Chemical Evidence for Production and Trade of Islamic glass along the Silk Road
J. Henderson1, S. Chenery2, J. Kröger3, J. Evans2, E. Faber1 and S Bertier4.

1. Department of Archaeology, School of Humanities, University of Nottingham, University Park,                     Nottingham, NG7 2RD, UK
2The British Geological Survey, Keyworth, Nottinghamshire, NG12 5GG, UK; [email protected]
3. Bodestraße 1-3, 10178 Berlin, Germany
4. L.A.M.M., Aix en Provence, France

Scientific analysis of Islamic Middle Eastern glasses has mainly foced on major and minor elemental analysis and on isotopic analysis. These approaches have provided information about the raw materials used to make the glasses and about provenance respectively.

This paper will focus on new information that trace element analysis of glasses found on the Silk Road sites can provide. Results for glass samples selected from Silk Road sites between Egypt and Iran will be discussed. There is limited evidence for the primary production of plant ash Islamic glass. Our aims are to suggest the locations of primary production zones and/or sites and to investigate glass trade between them by using trace element analysis.

Ninety-eight glass samples were obtained from Cairo (Egypt), Khirbat al-Minya (Israel), Beirut (the Lebanon), Damascus (Syria), al-Raqqa (Syria), Samarra (Iraq), Ctesiphon (Iraq) and Nishapur (Iran) dating to between the 9th and 14th centuries.

Major and minor components were determined using a Jeol JSM 8200 Superprobe (electron probe microanalysis) housed in the microanalysis research facility in the Archaeology Department at Nottingham University. Trace elements were determined using LA-ICP-MS; a NewWave UP193FX excimer (193nm) laser coupled to an Agilent 7500 series ICP-MS at the British Geological Survey, Keyworth, Nottinghamshire.

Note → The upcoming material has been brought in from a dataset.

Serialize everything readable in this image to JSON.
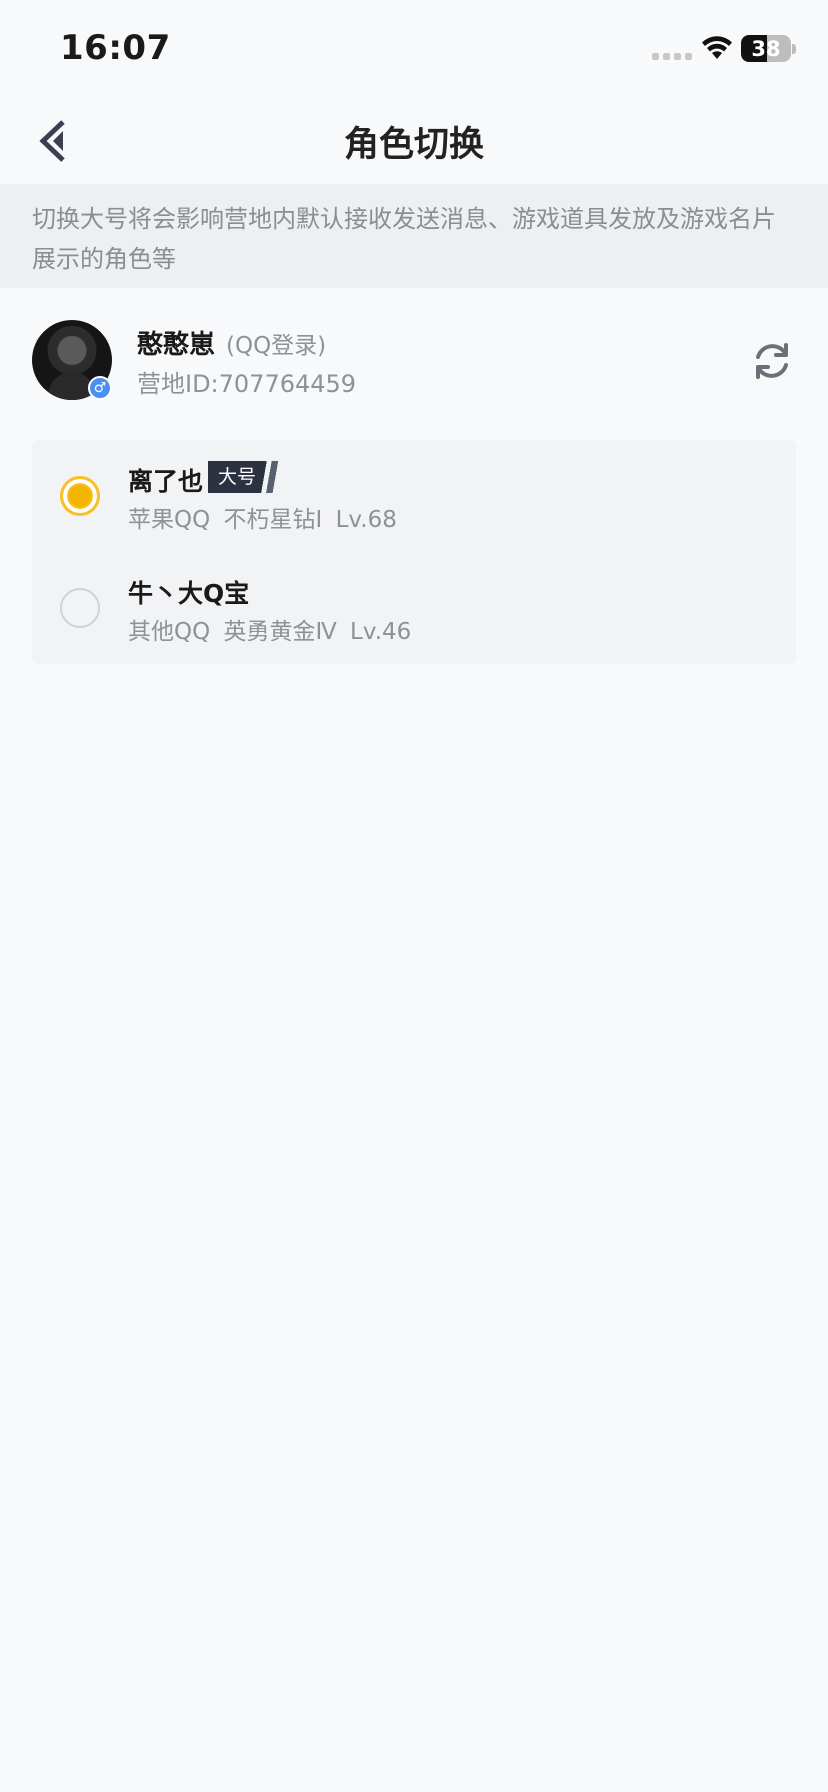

Trace elements associated with both silica and plant ashes have provided clearer contrasts between Levantine, Syrian and Iraqi/Iranian production zones than identified by using major and minor and a restricted number of restricted elements (Kato et al. 2010, Henderson 2013, 294-297). Within these broad production zones trace element analysis has, for example, revealed the use of separate silica sources used in glass found on the relatively close Iraqi sites of Ctesiphon and Samarra. One interpretation for this is that the glasses were separate melts. The scientific results have provided clear evidence for separate production zones, trade in glass (vessels) between the Levantine coast and Iran (Nishapur) and for relationships between different types of glass vessels and chemical compositions.

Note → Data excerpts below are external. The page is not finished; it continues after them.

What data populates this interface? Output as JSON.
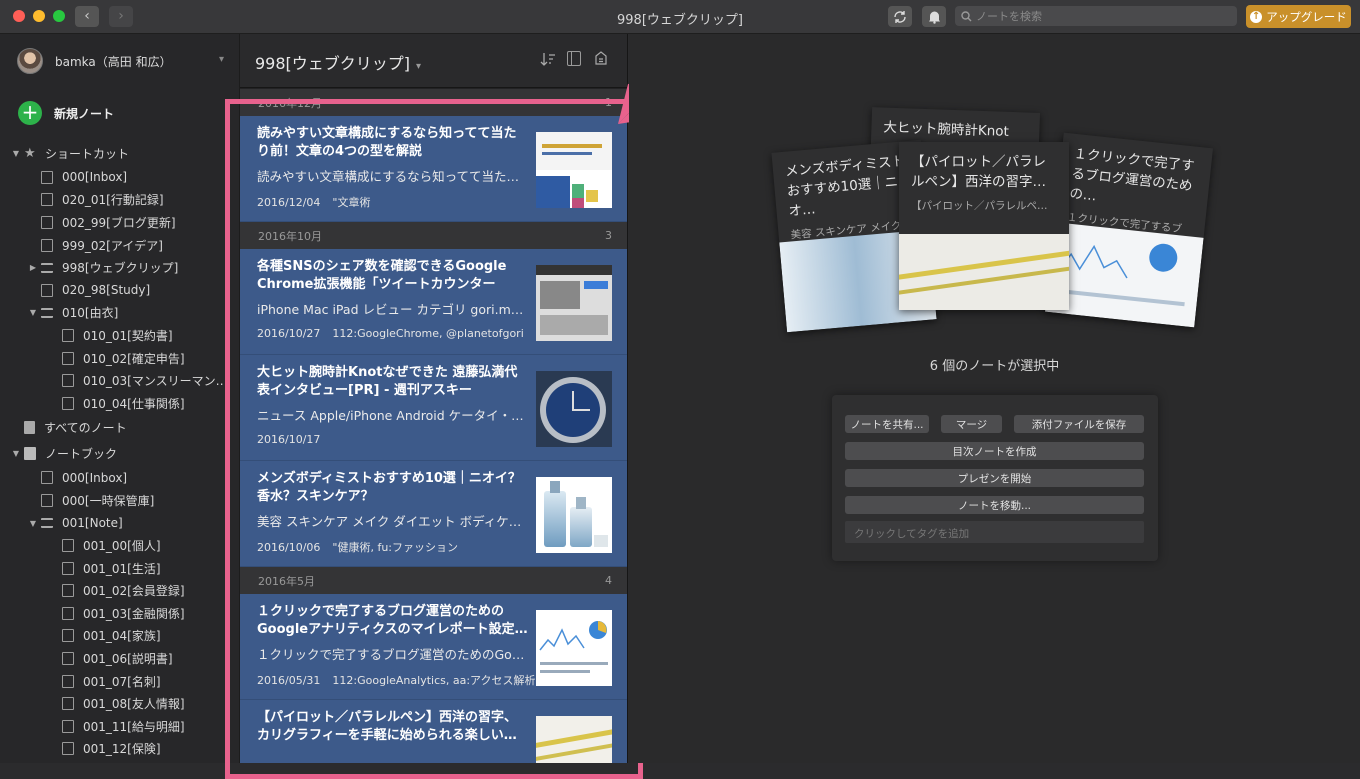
{
  "window": {
    "title": "998[ウェブクリップ]"
  },
  "toolbar": {
    "search_placeholder": "ノートを検索",
    "upgrade_label": "アップグレード"
  },
  "sidebar": {
    "user_name": "bamka（高田 和広）",
    "new_note_label": "新規ノート",
    "shortcuts_label": "ショートカット",
    "shortcuts": [
      "000[Inbox]",
      "020_01[行動記録]",
      "002_99[ブログ更新]",
      "999_02[アイデア]",
      "998[ウェブクリップ]",
      "020_98[Study]",
      "010[由衣]"
    ],
    "yui_children": [
      "010_01[契約書]",
      "010_02[確定申告]",
      "010_03[マンスリーマン…",
      "010_04[仕事関係]"
    ],
    "all_notes_label": "すべてのノート",
    "notebooks_label": "ノートブック",
    "notebooks": [
      "000[Inbox]",
      "000[一時保管庫]",
      "001[Note]"
    ],
    "note_children": [
      "001_00[個人]",
      "001_01[生活]",
      "001_02[会員登録]",
      "001_03[金融関係]",
      "001_04[家族]",
      "001_06[説明書]",
      "001_07[名刺]",
      "001_08[友人情報]",
      "001_11[給与明細]",
      "001_12[保険]"
    ]
  },
  "list": {
    "title": "998[ウェブクリップ]",
    "sections": [
      {
        "label": "2016年12月",
        "count": "1",
        "notes": [
          {
            "title": "読みやすい文章構成にするなら知ってて当たり前！文章の4つの型を解説",
            "snippet": "読みやすい文章構成にするなら知ってて当た…",
            "date": "2016/12/04",
            "tags": "\"文章術"
          }
        ]
      },
      {
        "label": "2016年10月",
        "count": "3",
        "notes": [
          {
            "title": "各種SNSのシェア数を確認できるGoogle Chrome拡張機能「ツイートカウンター for…",
            "snippet": "iPhone Mac iPad レビュー カテゴリ gori.me…",
            "date": "2016/10/27",
            "tags": "112:GoogleChrome, @planetofgori"
          },
          {
            "title": "大ヒット腕時計Knotなぜできた 遠藤弘満代表インタビュー[PR] - 週刊アスキー",
            "snippet": "ニュース Apple/iPhone Android ケータイ・…",
            "date": "2016/10/17",
            "tags": ""
          },
          {
            "title": "メンズボディミストおすすめ10選｜ニオイ？香水？スキンケア？",
            "snippet": "美容 スキンケア メイク ダイエット ボディケ…",
            "date": "2016/10/06",
            "tags": "\"健康術, fu:ファッション"
          }
        ]
      },
      {
        "label": "2016年5月",
        "count": "4",
        "notes": [
          {
            "title": "１クリックで完了するブログ運営のためのGoogleアナリティクスのマイレポート設定…",
            "snippet": "１クリックで完了するブログ運営のためのGoo…",
            "date": "2016/05/31",
            "tags": "112:GoogleAnalytics, aa:アクセス解析"
          },
          {
            "title": "【パイロット／パラレルペン】西洋の習字、カリグラフィーを手軽に始められる楽しい…",
            "snippet": "",
            "date": "",
            "tags": ""
          }
        ]
      }
    ]
  },
  "main": {
    "stack_cards": [
      {
        "title": "大ヒット腕時計Knot",
        "subtitle": ""
      },
      {
        "title": "メンズボディミストおすすめ10選｜ニオ…",
        "subtitle": "美容 スキンケア メイク…"
      },
      {
        "title": "【パイロット／パラレルペン】西洋の習字…",
        "subtitle": "【パイロット／パラレルペ…"
      },
      {
        "title": "１クリックで完了するブログ運営のための…",
        "subtitle": "１クリックで完了するブロ…"
      }
    ],
    "selection_text": "6 個のノートが選択中",
    "actions": {
      "share": "ノートを共有...",
      "merge": "マージ",
      "save_attachments": "添付ファイルを保存",
      "toc": "目次ノートを作成",
      "present": "プレゼンを開始",
      "move": "ノートを移動...",
      "tag_placeholder": "クリックしてタグを追加"
    }
  },
  "colors": {
    "accent_highlight": "#e8628d",
    "selected_card": "#3d5a8a",
    "new_note_green": "#2db24a",
    "upgrade": "#c9902a"
  }
}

Henderson, J. 2013. Ancient Glass: an interdisciplinary exploration, Cambridge: Cambridge University Press.

Kato, N., Nakai, I. and Shindo, Y. 2010. Transitions in Islamic plant ash glass vessels: On-site
chemical analyses conducted at the Rayaal Tur area on the Sinai Peninsula, Egypt, Journal of
Archaeological Science 37: 1381–95.


Following positions in Oxford and Sheffield Universities, since 2000 Julian Henderson has been Chair of archaeological science at Nottingham University. Since obtaining a PhD in physics he has focused on ancient glass technology, characterisation and provenance using a range of scientific techniques in collaboration with colleagues in the UK and abroad. His most recent book, Ancient Glass, is an interdisciplinary investigation of glass.